Боря, ссылаясь на свою возросшую занятость и необходимость готовиться к экзаменам, все реже принимал участие в этих воскресных семейных путешествиях, да и не только в них. Его отношения с родителями, особенно с папой – после того как они вдвоем съездили на юг, – почему-то резко испортились. Все попытки выяснить, что там между ними произошло, кончались ничем. Папа растерянно клялся, что не понимает причину Бориной обиды, а Боря сразу начинал невразумительно кипятиться и с необычной наглостью обзывать папу «кривлякой» и «лгуном». В ответ на осторожные просьбы быть конкретнее Боря возбужденно описывал какие-то очень простые и понятные ситуации, вроде той, когда «он» (т. е. папа), случайно встретив в южном городе какого-то своего старого знакомого, с которым они раньше вместе работали, радостно жал ему руку, улыбался, обнимался и «чуть ли не целовался с ним», а потом, оставшись с Борей наедине, плевался и говорил про него всякие гадости… Примирительное настроение слушателей заводило Борю еще больше, и он, в качестве совсем уж наглядного примера «его (папы) чудовищного и невыносимого лицемерия», приводил действительно всем домашним хорошо знакомые случаи, когда папа отказывался подойти к телефону, прося сказать, что его нет дома, что он куда-то вышел и т. п. – Конечно, если судить строго, это и в самом деле можно было бы назвать некоторым лицемерием (папа при этом очень обижался и уходил в другую комнату или даже вообще отправлялся «подышать свежим воздухом») – но в то же время и маме, и младшему Фурману такое поведение казалось вполне простительным и безобидным, ну, смешным, разве что, – и уж никак не предполагало такого накала страстей и такого, прямо скажем, оскорбительного тона. Боря, выпучив глаза, твердил, что они его не понимают, и общая беседа довольно быстро заканчивалась его обличительными выводами, что они сами, следовательно, являются такими же безнравственными и бесчувственными уродами и пошлыми мещанами, как и их муж и отец. На этом месте маленького Фурмана, наконец, уводила возмущенно молчавшая бабушка (время от времени дедушка запрещал ей ввязываться в эти глупые разговоры, советуя поберечь свое здоровье), а Боря еще долго ходил за мамой по всей квартире, как привязанный, и все что-то ей страстно излагал и доказывал, пока она окончательно не изнемогала под его напором…

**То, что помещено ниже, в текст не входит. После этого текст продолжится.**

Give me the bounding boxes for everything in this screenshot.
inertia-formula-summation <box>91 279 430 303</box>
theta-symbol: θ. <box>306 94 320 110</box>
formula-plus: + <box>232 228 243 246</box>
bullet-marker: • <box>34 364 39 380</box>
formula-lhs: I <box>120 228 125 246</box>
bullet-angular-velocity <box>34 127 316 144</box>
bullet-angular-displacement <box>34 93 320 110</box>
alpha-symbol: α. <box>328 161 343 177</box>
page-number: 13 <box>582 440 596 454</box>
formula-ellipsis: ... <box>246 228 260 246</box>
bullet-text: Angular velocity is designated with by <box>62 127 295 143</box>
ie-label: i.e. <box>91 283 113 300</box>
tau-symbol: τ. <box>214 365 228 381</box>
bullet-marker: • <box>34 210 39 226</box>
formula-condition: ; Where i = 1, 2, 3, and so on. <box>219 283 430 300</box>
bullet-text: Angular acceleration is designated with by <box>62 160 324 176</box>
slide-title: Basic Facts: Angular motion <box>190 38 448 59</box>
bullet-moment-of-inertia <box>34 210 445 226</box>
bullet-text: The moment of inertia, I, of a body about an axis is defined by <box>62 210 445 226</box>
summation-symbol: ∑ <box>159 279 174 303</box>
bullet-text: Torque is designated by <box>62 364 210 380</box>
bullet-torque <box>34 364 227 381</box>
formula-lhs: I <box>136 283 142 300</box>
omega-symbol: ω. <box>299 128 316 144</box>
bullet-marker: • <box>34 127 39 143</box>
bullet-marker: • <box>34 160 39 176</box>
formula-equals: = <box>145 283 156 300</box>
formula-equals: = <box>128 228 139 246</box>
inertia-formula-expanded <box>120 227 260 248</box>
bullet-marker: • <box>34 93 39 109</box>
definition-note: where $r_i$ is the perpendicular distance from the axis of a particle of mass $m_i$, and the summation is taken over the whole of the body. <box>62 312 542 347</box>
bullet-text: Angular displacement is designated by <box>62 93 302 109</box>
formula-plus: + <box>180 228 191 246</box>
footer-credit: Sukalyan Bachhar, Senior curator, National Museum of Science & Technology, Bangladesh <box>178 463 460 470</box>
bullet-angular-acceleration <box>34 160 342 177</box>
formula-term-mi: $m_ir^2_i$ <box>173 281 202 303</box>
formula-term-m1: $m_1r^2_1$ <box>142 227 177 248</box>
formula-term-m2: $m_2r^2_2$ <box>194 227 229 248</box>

Без Бори воскресные поездки стали хотя и в чем-то чуть-чуть скучнее для Фурмана, но в целом заметно спокойнее.
Во время одного из таких мирных пребываний на Солнечной Поляне Фурман уговорил папу сходить прогуляться по округе. Забредя довольно далеко, они, среди прочего, нашли и ту лодочную станцию, о которой говорил Боря. Тихий заливчик, окруженный сосновыми горками, выглядел уютно и даже красиво. У аккуратного деревянного причала лениво болталась пара двухвесельных лодок – судя по отсутствию людей и множеству пустых причальных колец, все желающие, видимо, уже давно уплыли в разные стороны, в самом заливчике крутилась только одна лодка с радостно визжащими маленькими девчонками и их явно не умеющим грести отцом.